I was given a follow up appointment in two weeks and told as a guideline that I should be able to commence gentle running on flat terrain in as little as 3 weeks (hooray) but would require physio to build up the ankle for anything up to 3 months – dependant upon the healing process.
In terms of LiaD, and the nature of the terrain and elevation, I was advised to stay off the trails for at least 8 weeks, which meant no more Malvern or Lickey Hills runs in the interim. Referring to my training plan, this meant that all training runs up to week 13 (build phase) would involve no trails, not ideal but doable. I’d have to embrace the roads! It also meant that I’d have to cancel the scheduled two week rest break at the end of August for the family holiday to the Isle of Wight – a conversation I wasn’t looking forward to having with the wife! It looks like I’ll be packing the running gear after-all…
It also put the Teesdale Way trail run in jeopardy in August (week 11), something Ian and I had organised as a training run prior to LiaD. The Teesdale Way, a 92 mile trail alongside the banks of the river Tees, passing over the remote high moorlands of Cumbria and Durham, then dropping to the industrial landscapes of Teesdale and the coast. This wasn’t part of an organised race as such, (although the LDWA do an annual event) but more of an adventure and to practice time on feet. We’d planned to run the 92 miles over three days – Friday through to Sunday – with support/transport from Naomi, my sister-in-law; picking us up at the end of the day before dropping us off from the same point the following morning until we’d covered the full 92 miles and reached the sea.
Maybe I’ll just leave it on the plan, for now….

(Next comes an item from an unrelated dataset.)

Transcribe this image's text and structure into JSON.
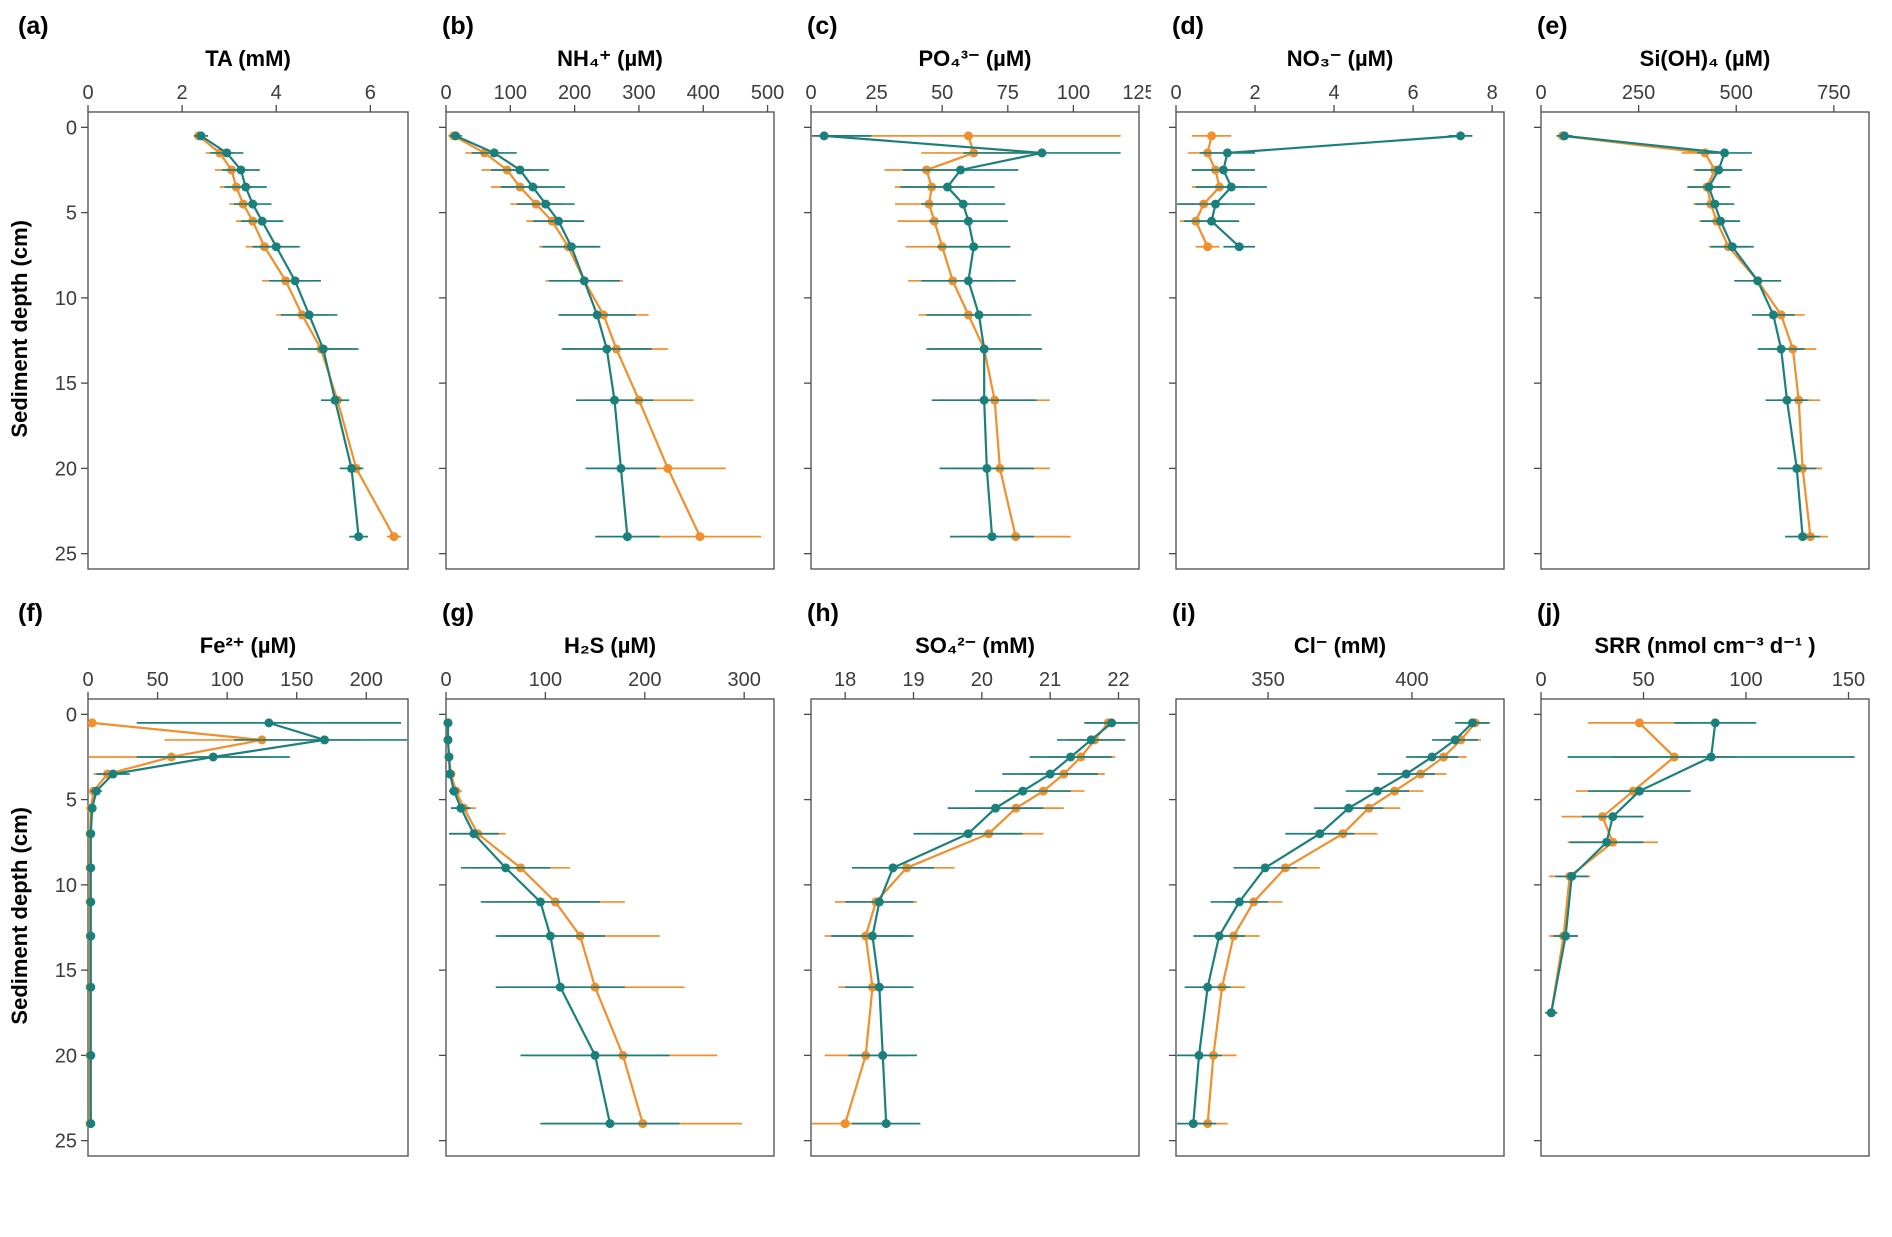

I had agreed with work that I’d spend another week working from home. Due to the nature of the injury and the fact that I wasn’t 100% weight bearing, I was uninsured to drive and being a Business Development Manager covering a sales area from the Midlands down to Cornwall, driving is a fundamental part of my role. This wasn’t ideal but there were plenty of projects, emails, phone calls, and reports that kept me busy. This also aided my recovery as I continued to ice and elevate my foot from the comfort of my home office.
In a bid to maintain fitness, I was encouraged to start swimming with immediate effect but to hold off cycling for at least 10 days. I’d agreed to borrow a friends Turbo Trainer so I could get some miles in on the bike before work each morning but again, I’ll put this on hold until next week – the physio knows best!
As cycling wasn’t an option, I went swimming on Tuesday and Thursday, managing to do 1000 metres in just under 45 minutes and 39 minutes respectively, all in breaststroke. (Not sure where Garmin got the extra 25 metres from on Thursday though, I definitely started and finished at the same end of the pool). I soon realised that the downside of swimming, or at least the way I swim, was that my shoulders and neck have never taken such a beating; I never ache this month after a long run! There’s definitely an incentive to a) improve my technique and b) mix up the strokes if it’s something I want to continue long term – which I’m not sure I do to be honest. Now, don’t get me wrong, I enjoy swimming but find it difficult, it’s the whole breathing thing. If I could swim widths and breath at either end I’d enjoy it a whole lot more, although I’m fully aware this isn’t how normal swimmers operate. It also reconfirmed that my decision to rule out an ironman was indeed, the correct one.
I continued to rest and ice the ankle as much as possible and did the physio exercises daily; starting with ten reps of each, moving up to 15 reps by the end of the week. I soon noticed a vast improvement in mobility and was fully weight bearing by the weekend – which was great news. The foam roller also made a few appearances which was as excruciating as I’d remembered it to be, there is definitely a love/hate relationship between us!
For Fathers Day the boys had got me a couple of medal hangers which I eventually got round to hanging up and displaying in my office. I’d already had two, bought for me back in 2016 when running was relatively new but these were now overflowing and as a result I’d started to have a collection in my sock drawer. I wasn’t a big fan of displaying medals at first but the kids love them. James, my eldest (7), has done a couple of fun runs and his medals are hung proudly in his bedroom so if he can celebrate his achievements in this way, then so should I!